Justin Dukes covers the Chicago Cubs and their developments for
With the often-promised turning point to the season that Chicago Cubs manager Joe Maddon finally materializing, it appears that the Cubs latest off the field gesture represents a collective exhale from the team.
Linked forever with the 108-year absence of a Cubs World Series title, fan Steve Bartman has just been issued a championship ring by the organization.
“On behalf of the entire Chicago Cubs organization, we are honored to present a 2016 World Series championship ring to Mr. Steve Bartman,” said the Cubs in a statement earlier this week.

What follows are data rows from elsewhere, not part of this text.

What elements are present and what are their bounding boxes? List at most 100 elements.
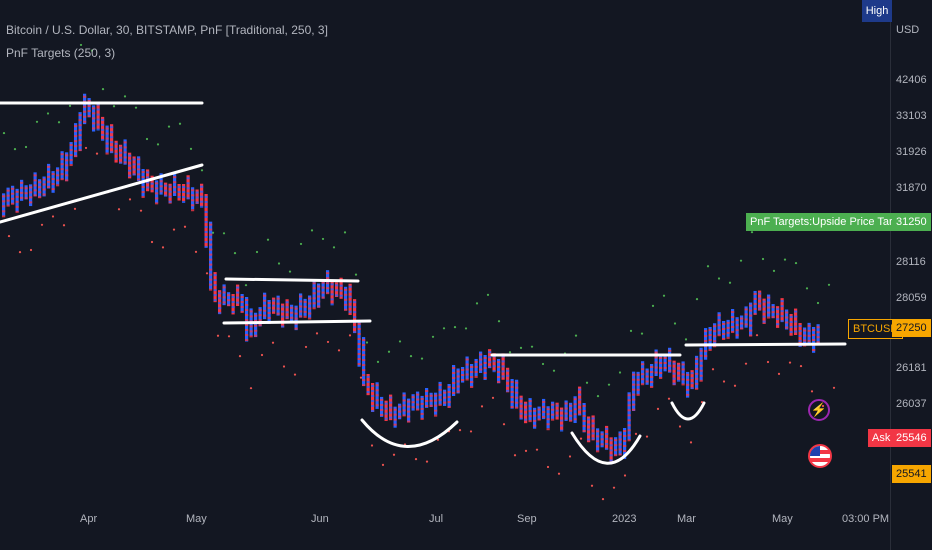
pnf-box	[807, 334, 811, 337]
target-dot	[777, 372, 781, 375]
pnf-box	[330, 283, 334, 286]
pnf-column	[807, 322, 811, 344]
pnf-box	[128, 169, 132, 172]
pnf-box	[177, 186, 181, 188]
pnf-column	[119, 144, 123, 164]
pnf-box	[267, 307, 271, 309]
target-dot	[222, 232, 226, 235]
price-tick: 31926	[896, 146, 927, 158]
pnf-box	[299, 305, 303, 308]
pnf-box	[42, 183, 46, 186]
pnf-box	[267, 312, 271, 314]
price-tick: 42406	[896, 74, 927, 86]
pnf-box	[627, 429, 631, 432]
bottom-price-tag: 25541	[892, 465, 931, 483]
pnf-box	[524, 403, 528, 406]
pnf-box	[690, 377, 694, 380]
pnf-box	[6, 194, 10, 197]
pnf-box	[420, 412, 424, 415]
pnf-box	[155, 182, 159, 185]
pnf-box	[434, 414, 438, 417]
pnf-box	[119, 161, 123, 164]
pnf-column	[164, 182, 168, 197]
pnf-box	[420, 397, 424, 400]
pnf-box	[141, 171, 145, 173]
pnf-box	[335, 294, 339, 297]
pnf-box	[582, 415, 586, 417]
pnf-box	[627, 424, 631, 427]
target-dot	[354, 273, 358, 276]
pnf-box	[222, 291, 226, 294]
pnf-box	[123, 161, 127, 164]
pnf-box	[762, 320, 766, 323]
target-dot	[706, 265, 710, 268]
pnf-box	[461, 379, 465, 381]
pnf-box	[596, 430, 600, 433]
pnf-box	[753, 307, 757, 310]
pnf-column	[605, 425, 609, 450]
pnf-box	[209, 288, 213, 291]
target-dot	[244, 284, 248, 287]
pnf-box	[177, 191, 181, 193]
pnf-box	[110, 126, 114, 129]
pnf-column	[159, 173, 163, 195]
pnf-box	[623, 435, 627, 437]
time-label: May	[186, 513, 207, 525]
pnf-box	[29, 196, 33, 199]
pnf-column	[38, 179, 42, 198]
pnf-box	[330, 298, 334, 301]
pnf-box	[483, 377, 487, 379]
price-scale[interactable]	[890, 0, 932, 550]
us-flag-icon[interactable]	[808, 444, 832, 468]
pnf-box	[321, 286, 325, 289]
pnf-box	[69, 144, 73, 147]
pnf-chart[interactable]	[0, 0, 890, 550]
pnf-column	[74, 123, 78, 157]
target-dot	[640, 332, 644, 335]
pnf-box	[713, 325, 717, 328]
pnf-column	[533, 407, 537, 429]
pnf-column	[542, 398, 546, 420]
pnf-box	[573, 408, 577, 411]
pnf-box	[533, 409, 537, 412]
pnf-box	[191, 199, 195, 202]
pnf-box	[510, 406, 514, 408]
target-dot	[233, 252, 237, 255]
pnf-box	[326, 282, 330, 285]
target-dot	[634, 432, 638, 435]
pnf-box	[308, 312, 312, 315]
pnf-box	[303, 315, 307, 318]
pnf-box	[285, 301, 289, 304]
pnf-box	[204, 216, 208, 218]
pnf-box	[245, 304, 249, 306]
pnf-box	[78, 144, 82, 147]
pnf-box	[11, 187, 15, 190]
target-dot	[84, 146, 88, 150]
pnf-box	[659, 362, 663, 364]
pnf-box	[627, 399, 631, 402]
pnf-column	[447, 384, 451, 408]
pnf-box	[470, 366, 474, 368]
pnf-box	[506, 384, 510, 387]
pnf-box	[560, 419, 564, 422]
pnf-box	[636, 383, 640, 386]
pnf-box	[573, 418, 577, 421]
pnf-box	[353, 306, 357, 309]
pnf-column	[267, 300, 271, 323]
pnf-box	[263, 314, 267, 317]
pnf-box	[497, 371, 501, 373]
pnf-box	[753, 302, 757, 305]
pnf-box	[704, 330, 708, 333]
lightning-icon[interactable]: ⚡	[808, 399, 830, 421]
indicator-legend[interactable]: PnF Targets (250, 3)	[6, 46, 116, 60]
pnf-box	[209, 253, 213, 256]
pnf-box	[339, 294, 343, 297]
price-tick: 28116	[896, 256, 926, 268]
pnf-box	[213, 279, 217, 282]
target-dot	[101, 88, 105, 91]
target-dot	[662, 294, 666, 297]
pnf-box	[384, 402, 388, 405]
pnf-box	[686, 388, 690, 391]
pnf-box	[749, 314, 753, 317]
target-dot	[293, 373, 297, 376]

“We hope this provides closure on an unfortunate chapter of the story that has perpetuated throughout our quest to win a long-awaited World Series. While no gesture can fully lift the public burden he has endured for more than a decade, we felt it was important Steve knows he has been and continues to be fully embraced by this organization. After all he has sacrificed, we are proud to recognize Steve Bartman with this gift today.”
For those unaware, Bartman, in attendance of the 2003 National League Championship Series between the Cubs and the Florida Marlins interfered with a foul ball attempting to be caught by outfielder Moises Alou by trying to make the catch himself while having not broken into the field of play. Ever since, Bartman has been the scapegoat for yet another blown grand opportunity to capture a World series title.
Fanfare can be a very fickle element to sports. Often times you hear cliché lines like “You can’t win ‘em all,” “there’s always next year,”and in this case, “…games are never won or lost on one play.”
It is frequently overlooked that the Cubs blew the lead in that game along with Game 7 of the World Series, but it has been way more convenient to peg Bartman as one of the proverbial straws that broke the camel’s back. Ineptitude on the field has been a given, but another cog to plug into the whole curse theory was just what fans needed jeers.
Predictably, Bartman expressed his own gratitude for the gesture and called it a big step in the healing process, but also acknowledged his awareness for his role as scapegoat in this situation.
With his name engraved into the side of the ring, the symbolism in all of this is that the Cubs can finally move on from this, but assuredly the fans will not.
Like it or not, Bartman is a part of the team’s history, which everyone can sit back and objectively gaze upon now that this incident is just that, history.
With Jake Arrieta having one of his best games of the season to only be nullified by a poor showing by the offense in a loss to the Arizona D-Backs on Wednesday, followed by a rain-soaked Thursday loss that saw Jose Quintana knocked around early to the Cubs’ detriment, the Cubs still hold a 1 ½ game lead over the Milwaukee Brewers in the division.
The Cubs now look to assert themselves again as a National League contender by taking on the presumptive NL East-champion Washington Nationals this weekend.